The old pumping station at the time the City of Greensboro purchased it from a neighboring municipality.

The completed pump station with elevated electrical equipment to avoid flooding from the river.

Variable speed electrical equipment, top floor of the pump station.

Facing back-to-back droughts, Greensboro’s Water Resources Director, Allan Williams, studied historical records and, together with the Hazen and Sawyer Water Resources Management Group, developed supply-and-demand curves for Greensboro’s future water supply. Their findings indicated that the City could run out of water completely by the following summer. A strategy was quickly developed to supplement the City’s water supply with water from the Haw River, located approximately 13 miles east of the City’s main reservoir, Lake Townsend.

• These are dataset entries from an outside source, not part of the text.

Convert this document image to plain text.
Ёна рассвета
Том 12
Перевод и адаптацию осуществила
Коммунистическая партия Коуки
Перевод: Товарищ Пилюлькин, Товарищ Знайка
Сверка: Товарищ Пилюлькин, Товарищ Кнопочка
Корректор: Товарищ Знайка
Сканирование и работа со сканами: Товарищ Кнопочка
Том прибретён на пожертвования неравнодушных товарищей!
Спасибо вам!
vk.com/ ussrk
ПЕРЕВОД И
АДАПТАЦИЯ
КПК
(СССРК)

Following meetings with the North Carolina Department of Environment and Natural Resources (NCDENR), Greensboro called on Hazen and Sawyer to help implement the new supplemental Haw River water supply plan. Hazen and Sawyer was authorized to develop a strategy and schedule that would allow the City to pump water from the Haw River, and to design the necessary facilities. Temporary pumping was to be utilized initially, due to the long delivery time required for the permanent pumping equipment.

The project required a fast-track approach to design, permitting, and installation of more than 13 miles of 30-inch raw water transmission pipeline extending from the Haw River to Lake Townsend. To accomplish this, we worked closely with City staff and regulatory agencies to expedite the permit approval process and clear the way for commencement of construction. As a result of these efforts, all local, state, and federal permits (Army Corps of Engineers, NCDENR, CSX Railroad, NCDOT, various cable and natural gas companies) were obtained in just 10 weeks.

Work included reactivating an abandoned intake and pumping facility on the Haw River in order to transfer raw water on an emergency basis to the City’s existing Reservoirs on Reedy Fork. The project involved a detailed surge analysis and the installation of 13.5 miles of 30-inch transmission main and rehabilitation of the existing intake and pumping facility, which included furnishing two 500 HP, 12 mgd variable speed pumps. This is the largest installation of in-series submersible pumps in the United States.